Journal of Bacteriology 06/2007; 189(9):3680-1. · 3.19 Impact Factor
[Show abstract][Hide abstract] ABSTRACT: Diatoms are unicellular brown algae that likely arose from the endocytobiosis of a red alga into a single-celled heterotroph and that constitute an algal class of major importance in phytoplankton communities around the globe. The first whole-genome sequence from a diatom species, Thalassiosira pseudonana Hasle et Heimdal, was recently reported, and features that are central to diatom physiology and ecology, such as silicon and nitrogen metabolism, iron uptake, and carbon concentration mechanisms, were described. Following this initial study, the basic cellular systems controlling cell signaling, gene expression, cytoskeletal structures, and response to stress have been cataloged in an attempt to obtain a global view of the molecular foundations that sustain such an ecologically successful group of organisms. Comparative analysis with several microbial, plant, and metazoan complete genome sequences allowed the identification of putative membrane receptors, signaling proteins, and other components of central interest to diatom ecophysiology and evolution.

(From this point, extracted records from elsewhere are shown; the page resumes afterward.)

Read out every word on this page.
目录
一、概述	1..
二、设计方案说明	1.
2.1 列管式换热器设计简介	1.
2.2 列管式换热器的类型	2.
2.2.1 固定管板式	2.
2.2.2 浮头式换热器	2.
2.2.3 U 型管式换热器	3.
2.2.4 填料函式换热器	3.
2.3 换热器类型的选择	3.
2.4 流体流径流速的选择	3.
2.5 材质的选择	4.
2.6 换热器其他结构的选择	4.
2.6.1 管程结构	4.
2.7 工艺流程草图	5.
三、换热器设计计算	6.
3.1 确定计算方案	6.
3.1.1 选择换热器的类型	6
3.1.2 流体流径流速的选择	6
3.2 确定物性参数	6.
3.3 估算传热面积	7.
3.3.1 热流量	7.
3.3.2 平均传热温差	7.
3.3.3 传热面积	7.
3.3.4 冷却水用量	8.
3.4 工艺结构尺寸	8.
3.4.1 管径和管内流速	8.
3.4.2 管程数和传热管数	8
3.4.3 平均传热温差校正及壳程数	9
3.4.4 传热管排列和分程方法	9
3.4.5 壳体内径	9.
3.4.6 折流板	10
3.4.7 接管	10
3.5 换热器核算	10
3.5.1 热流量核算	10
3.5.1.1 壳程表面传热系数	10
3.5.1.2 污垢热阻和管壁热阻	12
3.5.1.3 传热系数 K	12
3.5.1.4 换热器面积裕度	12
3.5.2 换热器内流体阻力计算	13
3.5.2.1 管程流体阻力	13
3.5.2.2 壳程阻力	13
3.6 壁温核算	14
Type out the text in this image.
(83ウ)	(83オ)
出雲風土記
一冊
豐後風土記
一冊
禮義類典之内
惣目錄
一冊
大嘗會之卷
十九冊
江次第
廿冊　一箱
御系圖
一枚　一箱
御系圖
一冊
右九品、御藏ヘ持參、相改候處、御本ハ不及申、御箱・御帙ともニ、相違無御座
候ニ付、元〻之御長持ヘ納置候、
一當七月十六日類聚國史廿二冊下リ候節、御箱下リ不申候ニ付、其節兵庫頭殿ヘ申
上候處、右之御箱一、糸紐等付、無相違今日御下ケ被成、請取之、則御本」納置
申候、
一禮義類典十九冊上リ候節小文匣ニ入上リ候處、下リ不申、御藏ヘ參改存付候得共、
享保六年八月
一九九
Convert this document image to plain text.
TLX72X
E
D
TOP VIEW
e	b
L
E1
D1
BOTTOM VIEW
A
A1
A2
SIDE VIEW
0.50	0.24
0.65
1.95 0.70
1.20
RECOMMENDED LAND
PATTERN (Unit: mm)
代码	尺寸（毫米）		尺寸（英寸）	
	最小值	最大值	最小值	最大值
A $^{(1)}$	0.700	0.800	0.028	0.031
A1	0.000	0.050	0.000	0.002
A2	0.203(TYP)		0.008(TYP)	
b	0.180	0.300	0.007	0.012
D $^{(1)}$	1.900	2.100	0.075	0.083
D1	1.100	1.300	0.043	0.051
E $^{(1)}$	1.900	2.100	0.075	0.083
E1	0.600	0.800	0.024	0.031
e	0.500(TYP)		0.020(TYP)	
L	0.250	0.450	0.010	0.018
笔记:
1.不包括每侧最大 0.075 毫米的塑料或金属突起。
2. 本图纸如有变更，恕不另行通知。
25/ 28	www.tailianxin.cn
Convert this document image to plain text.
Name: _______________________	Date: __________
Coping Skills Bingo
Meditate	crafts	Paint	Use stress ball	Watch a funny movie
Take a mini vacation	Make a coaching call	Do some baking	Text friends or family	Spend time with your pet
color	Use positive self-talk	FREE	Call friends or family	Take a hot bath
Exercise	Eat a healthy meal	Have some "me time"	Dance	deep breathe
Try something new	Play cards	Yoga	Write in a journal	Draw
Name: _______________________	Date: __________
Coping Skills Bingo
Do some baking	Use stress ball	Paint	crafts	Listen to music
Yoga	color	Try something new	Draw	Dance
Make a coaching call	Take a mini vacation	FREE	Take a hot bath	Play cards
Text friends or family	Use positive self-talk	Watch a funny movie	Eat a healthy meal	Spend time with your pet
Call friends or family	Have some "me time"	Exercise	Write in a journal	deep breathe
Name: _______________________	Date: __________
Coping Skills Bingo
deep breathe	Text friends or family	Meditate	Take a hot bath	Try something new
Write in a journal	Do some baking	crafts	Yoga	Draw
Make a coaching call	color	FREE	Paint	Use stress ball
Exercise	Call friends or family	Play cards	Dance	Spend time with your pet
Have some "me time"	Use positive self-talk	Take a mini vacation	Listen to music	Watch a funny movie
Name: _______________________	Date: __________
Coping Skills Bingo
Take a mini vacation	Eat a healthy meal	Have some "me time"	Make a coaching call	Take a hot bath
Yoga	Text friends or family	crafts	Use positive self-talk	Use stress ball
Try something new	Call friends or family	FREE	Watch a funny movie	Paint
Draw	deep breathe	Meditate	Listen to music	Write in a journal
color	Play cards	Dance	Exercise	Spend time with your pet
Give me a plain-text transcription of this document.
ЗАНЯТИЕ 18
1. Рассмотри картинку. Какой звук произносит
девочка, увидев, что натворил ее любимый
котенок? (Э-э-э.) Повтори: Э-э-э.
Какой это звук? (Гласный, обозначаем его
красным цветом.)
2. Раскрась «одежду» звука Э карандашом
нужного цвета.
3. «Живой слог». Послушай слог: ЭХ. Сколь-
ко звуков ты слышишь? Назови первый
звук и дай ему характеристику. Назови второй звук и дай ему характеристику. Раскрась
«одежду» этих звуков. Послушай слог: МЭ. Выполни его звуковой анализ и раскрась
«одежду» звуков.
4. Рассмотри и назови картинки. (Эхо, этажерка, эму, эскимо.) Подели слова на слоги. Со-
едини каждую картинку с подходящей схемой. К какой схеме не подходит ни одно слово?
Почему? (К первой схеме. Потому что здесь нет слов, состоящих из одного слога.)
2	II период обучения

Thalassiosira pseudonana likely perceives light through a novel phytochrome and several cryptochrome photoreceptors; it may lack the conserved RHO small-GTPase subfamily of cell-polarity regulators, despite undergoing polarized cell-wall synthesis; and it possesses an unusually large number of heat-shock transcription factors, which may indicate the central importance of transcriptional responses to environmental stress. The availability of the complete gene repertoire will permit a detailed biochemical and genetic analysis of how diatoms prosper in aquatic environments and will contribute to the understanding of eukaryotic evolution.